I am trying to derive the Fourier series of the function
$$f(\phi)=\sqrt{1+ a \cos(\phi)}=\sum_{m=0}^{\infty}b_{m}(a)\cos(m\phi)$$
The most obvious approach is to use the standard Fourier coefficient formula:
$$b_{m}(a)=\frac{1}{\pi}\int_{0}^{2\pi}\cos(m\phi)\sqrt{1+ a \cos(\phi)}\,dx$$
However I have no idea how to approach this integral. Instead, I have tried using power series methods. Applying the binomial formula for $\sqrt{1+x}$,
$$\sqrt{1+ a \cos(\phi)}=\sum_{k=0}^{k=\infty}{{1/2}\choose{k}}a^{k}\cos(\phi)^{k}$$
We may derive the following standard formula for $\cos(\phi)^{k}$ using $\cos(\phi)=(e^{i\phi}+e^{-i\phi})/2$ and the binomial expansion for $(x+y)^{k}$,
$$\cos(\phi)^{k}=\frac{1}{2^{k}}\sum_{n=0}^{k}{{k}\choose{n}}e^{i(2n-k)\phi} \\ \begin{aligned}\Rightarrow \sqrt{1+ a \cos(\phi)}&=\sum_{k=0}^{\infty}{{1/2}\choose{k}}\left(\frac{a}{2}\right)^{k}\sum_{n=0}^{k}{{k}\choose{n}}e^{i(2n-k)\phi} \\ &=\sum_{m=-\infty}^{\infty}c_{m}(a)e^{im\phi} \end{aligned}$$
We will consider separately the cases of $m$ even and $m$ odd to compute $c_{m}(a)$.
m even:
$m=2m'$ and $2n-k=2m'$ implies $k=2k'$. Therefore $n=k'+m'$ and
$$ c_{2m'}(a)=\sum_{k'=0}^{\infty}\left(\frac{a}{2}\right)^{2k'}{{1/2}\choose{2k'}}{{2k'}\choose{k'+m'}}$$
m odd:
$m=2m'+1$ and $2n-k=2m'+1$ implies $k=2k'+1$. Therefore $n=k'+m'+1$ and
$$c_{2m'+1}(a)=\sum_{k'=0}^{\infty}\left(\frac{a}{2}\right)^{2k'+1}{{1/2}\choose{2k'+1}}{{2k'+1}\choose{k'+m'+1}}$$
Again using the complex exponential formula for $\cos(\phi)$, we may relate $b_{m}(a)$ to $c_{m}(a)$. In particular, $b_{0}(a)=c_{0}(a)$ and $b_{m}(a)=2c_{m}(a)$ for $m\neq 0$.
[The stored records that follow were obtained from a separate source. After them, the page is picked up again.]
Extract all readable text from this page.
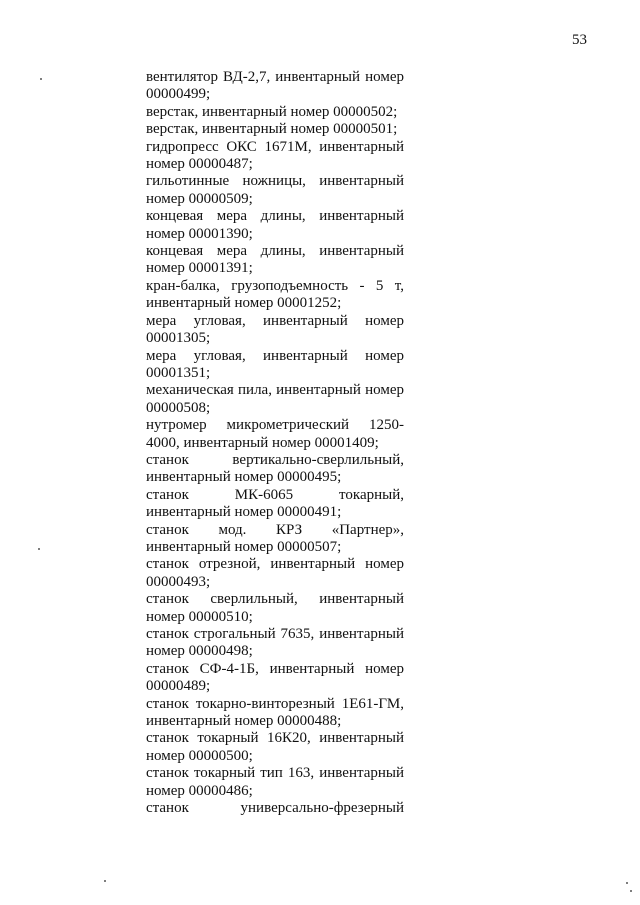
53

вентилятор ВД-2,7, инвентарный номер 00000499;

верстак, инвентарный номер 00000502;

верстак, инвентарный номер 00000501;

гидропресс ОКС 1671М, инвентарный номер 00000487;

гильотинные ножницы, инвентарный номер 00000509;

концевая мера длины, инвентарный номер 00001390;

концевая мера длины, инвентарный номер 00001391;

кран-балка, грузоподъемность - 5 т, инвентарный номер 00001252;

мера угловая, инвентарный номер 00001305;

мера угловая, инвентарный номер 00001351;

механическая пила, инвентарный номер 00000508;

нутромер микрометрический 1250-4000, инвентарный номер 00001409;

станок вертикально-сверлильный, инвентарный номер 00000495;

станок МК-6065 токарный, инвентарный номер 00000491;

станок мод. КРЗ «Партнер», инвентарный номер 00000507;

станок отрезной, инвентарный номер 00000493;

станок сверлильный, инвентарный номер 00000510;

станок строгальный 7635, инвентарный номер 00000498;

станок СФ-4-1Б, инвентарный номер 00000489;

станок токарно-винторезный 1Е61-ГМ, инвентарный номер 00000488;

станок токарный 16К20, инвентарный номер 00000500;

станок токарный тип 163, инвентарный номер 00000486;

станок универсально-фрезерный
Thus my question reduces to the following; is there any closed form expression for $c_{m}(a)$, using power series methods or otherwise? I realise I might have been overly hasty in dismissing the integration route.